The Rangers won, putting the celebratory showers on hold and sparing everyone the co-mingling of champagne and sewage references on clinch day. Now can we get through the playoffs without anyone implying that the rigors of poor plumbing in an old stadium set 22 feet below sea level have anything to do with the resilience of this team?
Not a chance.
One of the definitive features of these A's is their talent for not taking themselves too seriously, whether because many of the players ended up here looking for a fresh start or second chance in the majors, or because they never know when they'll end up showering with the enemy. The worst flooding of the year sent the A's, the visiting Mariners and the umpires to dress in the higher ground of the Raiders' locker room.
"I'm running out of sewer jokes,'' reliever Sean Doolittle, one of the Coliseum's bigger defenders and the team's ranking wit, as evidenced by his Twitter message to fans at the end of a long Saturday at the park:
A's FANS: tickets still available for today's game! Come out for the giveaway! First 20,000 fans get an A's plunger courtesy of Roto Rooter!- Sean Doolittle (@whatwouldDOOdo) September 21, 2013
"To play here and have it be your home stadium, you have to have the right mindset. Don't get me wrong. I love playing here, but it would be nice if we could keep it dry.''
In the spirit of this team's tolerance for deprivation, the least we all can do is agree to rigorous rationing of digressions into tangential elements of Oakland's success over the postseason. The proposal:
- No caps on "Moneyball'' as a concept, as long as the commenter distinguishes between the particulars of the current team and the 2002 one that made the term famous. This includes acknowledging that most teams have now embraced the use of data that guided Billy Beane's stewardship of the A's back then, reducing opportunities to exploit market inefficiencies. In many ways, then, the current team reflects even smarter, more refined management and scouting.
Limits on references to "Moneyball'' the book: one per series. On the movie: One for the entire postseason. (I've already wasted mine on the Brad Pitt mention.)

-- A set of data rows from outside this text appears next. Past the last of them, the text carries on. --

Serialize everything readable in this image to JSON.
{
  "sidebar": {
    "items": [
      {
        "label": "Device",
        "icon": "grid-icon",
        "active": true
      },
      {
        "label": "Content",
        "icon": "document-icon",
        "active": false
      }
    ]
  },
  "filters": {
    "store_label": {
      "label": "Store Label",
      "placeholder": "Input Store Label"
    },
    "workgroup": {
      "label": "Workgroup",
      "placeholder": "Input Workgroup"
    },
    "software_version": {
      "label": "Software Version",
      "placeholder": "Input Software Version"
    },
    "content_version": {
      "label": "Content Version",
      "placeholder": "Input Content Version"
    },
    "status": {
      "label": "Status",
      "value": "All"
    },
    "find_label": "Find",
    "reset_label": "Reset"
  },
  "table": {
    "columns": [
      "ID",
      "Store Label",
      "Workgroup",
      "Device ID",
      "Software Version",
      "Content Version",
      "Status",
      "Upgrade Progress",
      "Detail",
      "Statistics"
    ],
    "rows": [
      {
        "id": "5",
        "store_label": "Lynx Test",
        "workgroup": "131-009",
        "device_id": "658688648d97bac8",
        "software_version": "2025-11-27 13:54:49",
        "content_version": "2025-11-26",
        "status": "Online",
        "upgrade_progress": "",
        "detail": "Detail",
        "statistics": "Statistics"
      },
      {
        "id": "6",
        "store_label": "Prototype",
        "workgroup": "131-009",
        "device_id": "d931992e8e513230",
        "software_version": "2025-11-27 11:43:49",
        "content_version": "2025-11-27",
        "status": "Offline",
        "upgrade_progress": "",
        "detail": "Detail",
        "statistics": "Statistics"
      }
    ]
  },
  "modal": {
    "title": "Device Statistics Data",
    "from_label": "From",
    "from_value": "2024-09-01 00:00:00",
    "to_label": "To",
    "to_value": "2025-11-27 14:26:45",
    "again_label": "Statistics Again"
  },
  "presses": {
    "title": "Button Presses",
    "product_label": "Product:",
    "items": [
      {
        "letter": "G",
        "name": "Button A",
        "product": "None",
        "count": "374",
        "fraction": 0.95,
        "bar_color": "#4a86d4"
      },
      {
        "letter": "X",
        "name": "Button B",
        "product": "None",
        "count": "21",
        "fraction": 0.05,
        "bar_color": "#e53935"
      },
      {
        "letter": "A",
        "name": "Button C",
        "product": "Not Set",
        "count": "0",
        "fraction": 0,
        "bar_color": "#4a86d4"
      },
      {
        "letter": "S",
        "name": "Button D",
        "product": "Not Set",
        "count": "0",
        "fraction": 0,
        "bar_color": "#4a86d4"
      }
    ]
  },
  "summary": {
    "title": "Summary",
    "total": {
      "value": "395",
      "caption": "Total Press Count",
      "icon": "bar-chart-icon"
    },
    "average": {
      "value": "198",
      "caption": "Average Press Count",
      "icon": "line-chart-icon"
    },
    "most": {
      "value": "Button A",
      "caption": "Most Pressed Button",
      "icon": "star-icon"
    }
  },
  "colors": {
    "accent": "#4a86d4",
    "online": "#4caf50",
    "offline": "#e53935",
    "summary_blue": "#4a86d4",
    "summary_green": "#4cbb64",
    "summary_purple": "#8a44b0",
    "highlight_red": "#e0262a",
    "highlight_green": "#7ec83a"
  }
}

Penalty for exceeding limits: Ten required viewings of every Sandra Bullock scene from the movie version of Michael Lewis' follow-up sports book, "The Blind Side.'' After that, fight the temptation to break into her house, steal the Best Actress Oscar and turn it over to Meryl Streep.
- No more than two references to sewage per series, unless the pipes overflow every day or the Dodgers come to Oakland for the World Series. You never know. Those guys just might end up backstroking through a flooded dugout.
Penalty: Hear the word "gritty'' during broadcast; drink. Liver transplants on your dime.
- No limits on astonishment at how players perform in front of small Coliseum crowds, and how badly the team needs a new park. Prohibition should be unnecessary during the playoffs, because the old joint boomed through the final games last year. But in case the recent attendance complaints from managing partner Lew Wolff prove irresistible, remember Beane's good-cop comment about home-field advantage in the playoffs after Sunday's clinch.
"You prefer to play in front of these fans as many times as you can, it's that simple,'' he told the San Francisco Chronicle's Susan Slusser. This is an intimidating crowd for teams to come into. Last year showed it."
Penalty: Nothing. If you engaged on this topic, you've already punished yourself.